Democrats continued a streak of special election wins with a victory along the Gulf Coast of Florida on Tuesday, the 36th red-to-blue switch in a state legislative race since the 2016 election.Democrat Margaret Good triumphed by seven points in the Sarasota-based 72nd District, defeating Republican candidate James Buchanan in an area that backed Donald Trump for president in 2016 by more than four points.
On the surface, this looked like a good race for the GOP. Sarasota tends to be a pretty conservative area; the Republican candidate was the son of a former congressman; this is a district where Democrats were at a significant registration disadvantage; and relatively high-profile GOP surrogates took an interest in the race, including Corey Lewandowski, Donald Trump's former campaign manager.
A pro-Republican super PAC even weighed in, sending direct mail pieces trying to connect the Democratic candidate to House Minority Leader Nancy Pelosi. (Remember, this was a state legislative race in Florida, in which Pelosi has literally no relevance.)

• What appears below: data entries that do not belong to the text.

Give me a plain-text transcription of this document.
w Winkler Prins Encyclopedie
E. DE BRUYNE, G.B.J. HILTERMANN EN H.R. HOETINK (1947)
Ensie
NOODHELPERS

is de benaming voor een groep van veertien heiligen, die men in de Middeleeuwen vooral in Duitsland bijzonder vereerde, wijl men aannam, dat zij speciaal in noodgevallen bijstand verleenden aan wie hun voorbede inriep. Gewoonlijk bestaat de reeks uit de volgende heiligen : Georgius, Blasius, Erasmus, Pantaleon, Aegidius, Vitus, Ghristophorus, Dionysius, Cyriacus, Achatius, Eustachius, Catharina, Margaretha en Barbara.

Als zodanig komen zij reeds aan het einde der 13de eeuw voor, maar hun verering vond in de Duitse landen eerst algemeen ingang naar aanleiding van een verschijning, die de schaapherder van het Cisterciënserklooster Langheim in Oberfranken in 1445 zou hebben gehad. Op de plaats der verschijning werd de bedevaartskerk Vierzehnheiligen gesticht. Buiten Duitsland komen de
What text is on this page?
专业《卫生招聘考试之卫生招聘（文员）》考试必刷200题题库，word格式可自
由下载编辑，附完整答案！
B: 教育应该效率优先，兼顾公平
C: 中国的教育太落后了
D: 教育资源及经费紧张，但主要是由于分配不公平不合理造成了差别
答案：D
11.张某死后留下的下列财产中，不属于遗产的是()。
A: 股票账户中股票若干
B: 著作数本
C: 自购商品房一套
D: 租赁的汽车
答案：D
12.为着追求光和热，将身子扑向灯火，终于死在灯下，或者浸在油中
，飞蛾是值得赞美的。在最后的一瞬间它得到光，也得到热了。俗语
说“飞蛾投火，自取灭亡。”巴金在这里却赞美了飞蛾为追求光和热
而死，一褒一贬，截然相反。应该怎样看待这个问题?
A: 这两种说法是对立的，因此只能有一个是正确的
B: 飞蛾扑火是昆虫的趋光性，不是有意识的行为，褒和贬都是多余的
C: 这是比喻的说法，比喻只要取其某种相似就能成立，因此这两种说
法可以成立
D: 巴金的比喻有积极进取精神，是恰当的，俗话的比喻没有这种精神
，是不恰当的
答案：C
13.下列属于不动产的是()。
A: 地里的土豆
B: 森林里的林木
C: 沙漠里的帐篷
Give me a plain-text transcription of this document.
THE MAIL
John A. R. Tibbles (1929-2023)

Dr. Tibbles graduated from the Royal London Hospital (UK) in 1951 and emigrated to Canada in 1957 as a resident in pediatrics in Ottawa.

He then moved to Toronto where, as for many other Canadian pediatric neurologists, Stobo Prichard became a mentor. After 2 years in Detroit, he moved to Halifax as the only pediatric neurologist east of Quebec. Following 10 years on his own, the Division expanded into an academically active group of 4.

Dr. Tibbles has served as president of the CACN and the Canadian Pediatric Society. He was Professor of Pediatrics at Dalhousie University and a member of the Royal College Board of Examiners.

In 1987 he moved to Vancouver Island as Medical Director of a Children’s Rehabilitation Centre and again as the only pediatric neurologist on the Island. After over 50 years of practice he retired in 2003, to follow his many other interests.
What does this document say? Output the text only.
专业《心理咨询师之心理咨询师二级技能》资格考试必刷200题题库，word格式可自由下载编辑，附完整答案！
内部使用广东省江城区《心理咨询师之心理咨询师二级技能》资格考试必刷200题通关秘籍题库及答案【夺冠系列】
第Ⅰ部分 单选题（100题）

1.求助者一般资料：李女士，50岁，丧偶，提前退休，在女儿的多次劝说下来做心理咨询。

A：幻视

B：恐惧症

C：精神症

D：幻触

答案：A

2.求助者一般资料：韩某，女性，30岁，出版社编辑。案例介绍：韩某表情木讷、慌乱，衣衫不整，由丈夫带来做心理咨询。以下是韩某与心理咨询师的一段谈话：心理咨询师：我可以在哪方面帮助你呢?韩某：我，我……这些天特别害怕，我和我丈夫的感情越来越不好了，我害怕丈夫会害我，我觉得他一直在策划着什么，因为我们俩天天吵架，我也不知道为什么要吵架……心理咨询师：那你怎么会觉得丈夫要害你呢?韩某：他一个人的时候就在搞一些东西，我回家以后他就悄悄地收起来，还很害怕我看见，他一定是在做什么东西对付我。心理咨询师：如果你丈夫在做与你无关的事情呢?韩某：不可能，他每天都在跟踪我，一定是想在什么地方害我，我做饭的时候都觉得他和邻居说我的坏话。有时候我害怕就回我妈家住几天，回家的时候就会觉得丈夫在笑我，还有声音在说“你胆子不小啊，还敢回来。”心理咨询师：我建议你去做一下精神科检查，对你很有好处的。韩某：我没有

Lewandowski warned locals at a rally over the weekend that Democrats are "winning elections in places where they shouldn't be." That was certainly the case in Sarasota -- and it's been the case in districts all over the country.
Republican control of the state Senate remains intact, despite yesterday's results, though the GOP advantage is now just a little smaller.
As we discussed last week, after similar results in Missouri, the typical response from GOP partisans is to focus on the congressional special elections, where Republican candidates have had far more success this year.
It’s a fair point, but I’m still inclined to disagree. There have been five U.S. House special elections so far this year, and Republicans have won four of them (Trump has repeatedly said the GOP went “five for five,” but that’s demonstrably wrong.) And while losing is certainly worse than winning for a party, I continue to take a different lesson from those four races: in each of these contests, Democrats ran first-time candidates in ruby-red districts, and in every instance, these Dems exceeded expectations and forced Republicans to scramble to secure narrow victories.
And then, of course, there was a certain U.S. Senate special election in Alabama, which didn’t exactly go Republicans’ way.
Add this to the 36 state legislative seats in the Trump era that Democrats have flipped from red to blue, and the emerging picture is one that should leave GOP officials feeling pretty anxious.